One point bears emphasis; there is not a single progressive security policy.  Rather, there is security policy thought that takes seriously progressive political goals and affiliations.  This means that there is wide space for disagreement between progressives on security policy, just as there is wide space for disagreements between conservatives (and yes, these disagreements do exist).  A lot of people have mentioned Rachel Kleinfeld when talking about the dangers of self-consciously progressive security policy thinking, and while it’s fair to say that I don’t fully agree with her lionization of population-centric COIN, it’s nevertheless true that she argues from an identifiably progressive starting point.  This doesn’t make her right, but it does mean that she’s approaching the question in the right way.
I should also note that I continue to disagree pretty strongly with Gulliver’s characterization of this discussion:

This is where you get into human security, the “three Ds” (with emphasis on diplomacy and development), an intelligence- and policing-based paradigm for counterterrorism, and the many other elements that could make up whatever it is we want to call a “progressive approach to national security.” But for God’s sake, don’t use that term!
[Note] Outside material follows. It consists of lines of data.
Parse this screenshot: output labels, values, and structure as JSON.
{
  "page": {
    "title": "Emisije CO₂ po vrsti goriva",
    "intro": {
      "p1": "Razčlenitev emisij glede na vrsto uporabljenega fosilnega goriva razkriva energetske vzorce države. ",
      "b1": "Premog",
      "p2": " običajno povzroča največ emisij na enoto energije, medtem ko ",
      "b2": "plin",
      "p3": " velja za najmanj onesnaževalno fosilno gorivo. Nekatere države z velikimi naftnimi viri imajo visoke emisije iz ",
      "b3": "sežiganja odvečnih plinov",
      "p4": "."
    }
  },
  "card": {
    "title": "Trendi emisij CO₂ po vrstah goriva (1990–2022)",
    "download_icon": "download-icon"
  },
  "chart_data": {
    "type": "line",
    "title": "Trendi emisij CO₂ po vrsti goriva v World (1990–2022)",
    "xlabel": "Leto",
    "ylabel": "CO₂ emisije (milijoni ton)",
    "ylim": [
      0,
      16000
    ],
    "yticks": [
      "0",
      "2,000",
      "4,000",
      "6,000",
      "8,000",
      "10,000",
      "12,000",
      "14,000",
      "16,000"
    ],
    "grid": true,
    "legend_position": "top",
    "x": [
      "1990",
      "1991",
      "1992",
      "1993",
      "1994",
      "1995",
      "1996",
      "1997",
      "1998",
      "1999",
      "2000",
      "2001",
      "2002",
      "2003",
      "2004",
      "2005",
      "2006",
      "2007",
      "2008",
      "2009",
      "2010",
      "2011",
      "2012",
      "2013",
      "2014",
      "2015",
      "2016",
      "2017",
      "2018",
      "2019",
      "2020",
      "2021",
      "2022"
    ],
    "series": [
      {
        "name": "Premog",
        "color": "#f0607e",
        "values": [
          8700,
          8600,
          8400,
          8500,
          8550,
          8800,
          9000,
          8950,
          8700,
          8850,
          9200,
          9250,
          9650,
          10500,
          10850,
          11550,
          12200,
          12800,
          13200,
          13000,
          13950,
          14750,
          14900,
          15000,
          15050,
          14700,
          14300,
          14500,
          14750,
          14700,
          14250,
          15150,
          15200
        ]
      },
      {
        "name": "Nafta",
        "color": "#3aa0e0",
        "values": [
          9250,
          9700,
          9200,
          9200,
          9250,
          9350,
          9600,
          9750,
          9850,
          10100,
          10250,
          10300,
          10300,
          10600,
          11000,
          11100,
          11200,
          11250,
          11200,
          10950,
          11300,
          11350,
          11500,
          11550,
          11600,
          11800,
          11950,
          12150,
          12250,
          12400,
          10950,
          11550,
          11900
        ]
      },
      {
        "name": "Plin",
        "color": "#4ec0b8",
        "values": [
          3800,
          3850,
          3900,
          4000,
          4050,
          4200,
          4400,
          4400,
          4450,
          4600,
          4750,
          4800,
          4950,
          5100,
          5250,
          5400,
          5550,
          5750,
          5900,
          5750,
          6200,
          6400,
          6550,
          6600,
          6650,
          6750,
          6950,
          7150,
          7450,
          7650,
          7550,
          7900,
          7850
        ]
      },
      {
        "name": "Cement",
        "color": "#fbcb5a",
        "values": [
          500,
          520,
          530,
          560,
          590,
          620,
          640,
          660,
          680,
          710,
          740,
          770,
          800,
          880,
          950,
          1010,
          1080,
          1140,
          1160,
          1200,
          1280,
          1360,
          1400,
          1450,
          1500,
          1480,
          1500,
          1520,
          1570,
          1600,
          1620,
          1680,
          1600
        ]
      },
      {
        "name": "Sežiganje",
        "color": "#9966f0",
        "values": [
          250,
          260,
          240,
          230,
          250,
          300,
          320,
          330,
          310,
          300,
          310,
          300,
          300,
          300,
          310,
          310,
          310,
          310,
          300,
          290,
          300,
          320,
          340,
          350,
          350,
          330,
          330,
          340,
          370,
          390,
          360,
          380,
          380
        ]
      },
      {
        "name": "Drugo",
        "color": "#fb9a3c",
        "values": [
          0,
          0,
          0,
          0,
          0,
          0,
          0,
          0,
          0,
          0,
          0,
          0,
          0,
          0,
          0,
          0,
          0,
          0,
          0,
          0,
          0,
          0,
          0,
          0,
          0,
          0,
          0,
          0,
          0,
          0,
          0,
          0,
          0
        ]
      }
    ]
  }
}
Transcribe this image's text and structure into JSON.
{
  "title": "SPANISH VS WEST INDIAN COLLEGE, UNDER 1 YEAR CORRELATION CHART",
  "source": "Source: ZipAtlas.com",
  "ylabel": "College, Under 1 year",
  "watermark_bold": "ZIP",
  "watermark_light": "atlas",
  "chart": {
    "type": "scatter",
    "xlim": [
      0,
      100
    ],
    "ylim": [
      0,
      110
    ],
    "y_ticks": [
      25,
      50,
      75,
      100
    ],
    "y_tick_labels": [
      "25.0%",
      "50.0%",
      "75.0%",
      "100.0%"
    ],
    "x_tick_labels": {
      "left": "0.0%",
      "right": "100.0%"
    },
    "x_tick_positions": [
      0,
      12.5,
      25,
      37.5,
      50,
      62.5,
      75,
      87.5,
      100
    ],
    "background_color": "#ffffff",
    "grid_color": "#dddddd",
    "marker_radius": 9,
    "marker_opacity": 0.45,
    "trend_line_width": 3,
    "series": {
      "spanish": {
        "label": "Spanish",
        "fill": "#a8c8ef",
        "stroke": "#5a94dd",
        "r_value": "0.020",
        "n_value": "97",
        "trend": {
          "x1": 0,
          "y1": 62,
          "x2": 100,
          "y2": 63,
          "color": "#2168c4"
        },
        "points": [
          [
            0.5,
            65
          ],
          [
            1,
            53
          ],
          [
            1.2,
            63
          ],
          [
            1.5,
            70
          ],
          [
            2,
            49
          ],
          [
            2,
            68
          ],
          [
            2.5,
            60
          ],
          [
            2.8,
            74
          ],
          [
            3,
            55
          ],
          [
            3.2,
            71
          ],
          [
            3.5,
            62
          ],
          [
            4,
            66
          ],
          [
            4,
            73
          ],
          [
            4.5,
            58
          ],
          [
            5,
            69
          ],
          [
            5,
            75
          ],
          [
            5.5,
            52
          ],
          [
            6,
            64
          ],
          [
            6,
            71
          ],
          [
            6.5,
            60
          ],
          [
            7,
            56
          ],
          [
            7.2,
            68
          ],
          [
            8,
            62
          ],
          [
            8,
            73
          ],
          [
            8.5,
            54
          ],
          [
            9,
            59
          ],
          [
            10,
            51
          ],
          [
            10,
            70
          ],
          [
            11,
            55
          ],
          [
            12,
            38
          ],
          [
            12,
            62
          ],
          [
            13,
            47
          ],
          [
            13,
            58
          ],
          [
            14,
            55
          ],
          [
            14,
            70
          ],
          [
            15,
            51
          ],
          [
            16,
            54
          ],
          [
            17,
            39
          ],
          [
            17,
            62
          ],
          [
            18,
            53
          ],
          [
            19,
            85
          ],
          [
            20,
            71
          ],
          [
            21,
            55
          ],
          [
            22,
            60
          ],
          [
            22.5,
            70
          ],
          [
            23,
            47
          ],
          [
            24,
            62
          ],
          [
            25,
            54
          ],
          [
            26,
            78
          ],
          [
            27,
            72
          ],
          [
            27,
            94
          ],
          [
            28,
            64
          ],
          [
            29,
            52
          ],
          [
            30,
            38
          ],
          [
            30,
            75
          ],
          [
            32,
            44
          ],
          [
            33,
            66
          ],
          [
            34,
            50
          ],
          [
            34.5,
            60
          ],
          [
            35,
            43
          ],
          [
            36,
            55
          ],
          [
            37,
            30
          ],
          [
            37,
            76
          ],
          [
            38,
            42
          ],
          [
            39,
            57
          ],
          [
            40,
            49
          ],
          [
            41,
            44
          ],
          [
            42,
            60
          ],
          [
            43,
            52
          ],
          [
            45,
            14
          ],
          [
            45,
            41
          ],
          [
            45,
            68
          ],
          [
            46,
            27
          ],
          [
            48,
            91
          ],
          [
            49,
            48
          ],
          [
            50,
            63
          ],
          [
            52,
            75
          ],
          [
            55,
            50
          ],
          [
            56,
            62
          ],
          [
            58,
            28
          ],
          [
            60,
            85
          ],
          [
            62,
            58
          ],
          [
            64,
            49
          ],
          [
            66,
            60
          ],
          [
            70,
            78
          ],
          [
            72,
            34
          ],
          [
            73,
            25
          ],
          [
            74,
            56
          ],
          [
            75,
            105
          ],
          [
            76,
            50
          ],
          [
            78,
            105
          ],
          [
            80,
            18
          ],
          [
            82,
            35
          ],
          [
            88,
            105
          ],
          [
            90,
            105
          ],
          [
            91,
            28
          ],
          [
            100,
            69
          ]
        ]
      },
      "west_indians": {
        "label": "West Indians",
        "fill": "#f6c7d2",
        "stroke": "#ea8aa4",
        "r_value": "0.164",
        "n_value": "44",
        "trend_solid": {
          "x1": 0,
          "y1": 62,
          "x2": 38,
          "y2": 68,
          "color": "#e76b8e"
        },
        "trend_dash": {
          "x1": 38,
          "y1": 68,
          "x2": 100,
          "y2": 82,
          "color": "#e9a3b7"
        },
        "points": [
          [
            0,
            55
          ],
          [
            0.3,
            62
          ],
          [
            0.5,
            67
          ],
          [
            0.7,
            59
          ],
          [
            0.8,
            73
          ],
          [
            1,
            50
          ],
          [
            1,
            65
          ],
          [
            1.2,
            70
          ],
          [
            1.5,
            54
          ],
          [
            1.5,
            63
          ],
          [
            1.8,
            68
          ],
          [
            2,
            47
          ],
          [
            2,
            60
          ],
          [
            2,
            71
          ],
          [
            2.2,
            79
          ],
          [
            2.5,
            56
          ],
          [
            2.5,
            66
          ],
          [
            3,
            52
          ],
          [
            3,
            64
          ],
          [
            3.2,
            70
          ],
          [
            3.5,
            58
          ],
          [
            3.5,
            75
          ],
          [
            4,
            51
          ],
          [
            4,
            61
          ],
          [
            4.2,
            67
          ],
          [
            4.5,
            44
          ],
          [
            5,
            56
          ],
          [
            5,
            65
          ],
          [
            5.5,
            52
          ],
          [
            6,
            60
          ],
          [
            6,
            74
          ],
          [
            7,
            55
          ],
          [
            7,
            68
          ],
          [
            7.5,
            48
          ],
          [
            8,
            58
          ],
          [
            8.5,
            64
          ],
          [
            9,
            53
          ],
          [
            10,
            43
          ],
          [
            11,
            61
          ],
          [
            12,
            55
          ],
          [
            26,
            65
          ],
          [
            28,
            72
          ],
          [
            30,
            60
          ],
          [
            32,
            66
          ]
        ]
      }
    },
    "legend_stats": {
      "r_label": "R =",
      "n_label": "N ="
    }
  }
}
Call it a modern approach. Call it a nontraditional approach. Call it an updated approach! But whatever you do, don’t use the language of domestic politics – it cedes the moral high ground, turns off the audience, and implies all the very worst things conservatives want people to believe about the way progressives/liberals/Democrats/non-neocons look at defense.

This is an attempt to redefine the discussion as being about branding, and as such misses the basic point of what I’m calling for. First off, I’m not even convinced that Gulliver is correct on the merits of the brand; people already dismiss anything that smells of a progressive approach to security (witness the reaction that John Noonan and the Abe Vigoda of Right Blogistan gave Yglesias’ post), and it’s reasonably clear to me that “nontraditional” ain’t gonna cut it. Moreover, a genuine progressive imprint on security policy might actually interest and motivate progressives to think productively about security affairs. More importantly, the argument I made was not that we should attempt to rebrand specific ideas as “progressive” but rather that we should think forward from a progressive starting point about what security policy should deliver. In these terms, questions about branding don’t amount to very much.  I think that Steve Waldman’s recent post on the complementarity of ideology and technocratic policymaking is more useful for thinking about this:

Rather than treating ideology as fixed and given, we should treat it as dynamic, as a consequence rather than a constraint of policy choices. Choosing the apparent best available policy in 2008, given prevailing views of mainstream technocrats, helped generate an ideological environment much more challenging to those who support activist government than might otherwise have ensued, because the “least-bad” policies involved deploying taxpayer resources in a manner widely viewed as corrupt and illegitimate. At the margin, people (like me) who had previously accepted that the beneficial actions of government more than justify the costs and coercion of taxation shifted towards viewing taxation as theft on behalf of well-connected insiders. (Ironically, that shift may be helpful to many of those same insiders, who, having already “got theirs”, now have more to lose than to gain from government activism.) Going forward, we oughtn’t confine ourselves to making the best of a terrible ideological environment. We should be considering how we might alter that environment to be more conducive of good policy.